A researcher is never happy about the current state of results. There is always more to be discovered, fixed, improved and tested. Trying to quantify the unmeasurable is always important, since we know that what can be measured, can be improved. Anything that has a number attached to it becomes a reference systsem for feature comparisons. Better is rarely better; in many cases we are not even aware of the tradeoffs we are making. What we often try is to work in relative terms.
Noone is error-free and researchers aren't as well. Just because we are truth-seekers doesn't mean that we always find the truth. In many cases (and sometimes years later) new bright minds discover previously overlooked errors and in doing so advance the field for everyone.
As web designers (and researchers), we collect various bits of scattered information from many websites. It is often impossible to immediately make sense of it. Fragmented data has the potential to lead to fragmented thoughts, which isn't something helpful during work. The breadth and depth of the information are two criteria to consider when we choose the things we would like to think about. Reading books is said to expand our worldview, so this can be considered the breadth dimension, although there are many books that go into depth too; scientific publications/papers are often more concentrated on a single topic that is then explored in depth. Balancing the two doesn't seem a bad idea.
The papers we read give us new ideas on how to approach our existing problems. They are usually a combined effort, written by teams of people collaborating across time and space. This has the potential to introduce us to many different viewpoints and ways of thinking, to many ideas that are context-specific and sometimes even conflicting. Reading papers could help us develop an intuition for how something could work. But reading alone isn't enough to increase our understanding.

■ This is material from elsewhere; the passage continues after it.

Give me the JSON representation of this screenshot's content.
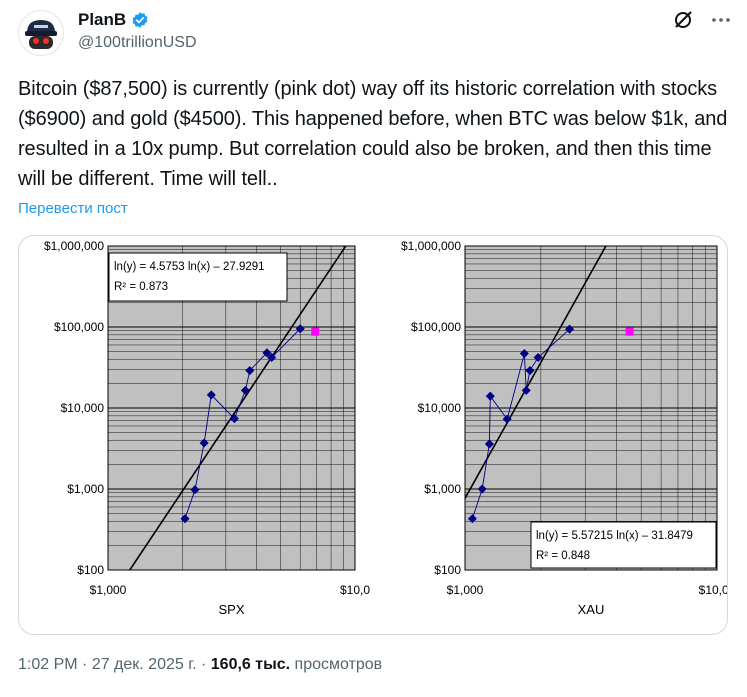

It is not always easy to see how to proceed after reading a book or a paper. Should we immediately read another one or leave some time to do something and explore our understanding of the topic? How can we decide which route to go next given the countless references competing for our attention? Some people say that making the wrong decisions here may cancel our previous efforts.
A publication that has a lot of references may hide a lot of value at the end, especially when we are unlikely to pay attention to each line. Even when topics seem interconnected (like in a graph), they usually aren't the very same thing. This means that in order to explore more, we may need to jump from one thought to another which is inefficient. Relevance ranking or how related the content is to a given keyword isn't a measure that is always obvious, especially in the offline world. And the more resources are listed, the harder it becomes to choose one.
We sometimes forget that instead of studying the whole topic, we can also pick a keyword and find everything about it. The last is also more manageable. This means that we intentionally choose to study the contexts in which something is happening (for reasons of understanding our problems and which of them are related) and not the solutions and best practices that were given to us from the start. But we may not understand a solution until we have a firm grasp of the problem.
The same keyword found in the titles of many different publications may say something about them, even when the connection seems distant at first. If we are studying a given method or technique, using them as keywords in our search allows us to understand when they can be applied, not whether they are better or worse compared to other existing alternatives. Nothing is truly better or worse, but only made so in a context. By exploring various contexts through the keywords that surround them, we enhance our understanding of the world.
That said, it is not hard to create something simple like a mechanism for searching in the titles of scientific publications. Potentially interesting papers are often highly cited and therefore easy to find. Showing titles very close to each other could help to find new links between them. While it is true that no such database can be complete, we can try to store a subset of the content that has found a good acceptance.
It is often interesting to see which keywords are more frequent as they can tell something about the nature of the material. Here is a short list of the most common, ordered by the number of their occurences.
What we see here is that the word "algorithm" seems to appear more often than "algorithms". Working on a single algorithm seems to be hard enough, yet having an overview of the many related ones is something that allows a good exploration of a particular domain. If we just took the combined sum of the number of occurences of the two words and plotted the result in the first bar, we could miss a small detail like this. The word "using" is the second most common one, which is a bit surprising. It probably comes out of the desire to do practical things, that are valuable to other people, that they can use, re-use and reproduce. If any "product" derives its value from the extent to which it is used, this only makes sense.
The keyword "data" also appears disproportionally often, because it allows us to make sense of the things around us, leading to a better understanding of our work. Data commonly fuels algorithms and knowing more about its properties and patterns allows us to adjust and write more efficient algorithms, since they would work for a concrete case and not simply be used as a general-purpose tool.
"learning" is also related to data (or data mining), but here the focus is probably more on approaches rather than concrete artefacts. Everyone (both individuals and business entities) needs to be constantly learning and evolving. The dynamics with which this happens can be seen as a source of competive advantage. Learning constantly affects our decisions. For instance, stock markets are a good illustration of this.
Starting from the word "linear", we see that others appear much less frequently, yet they give a nice overview of which things seem to be of interest to researchers. I hope that this information will help you in your own research and experiments.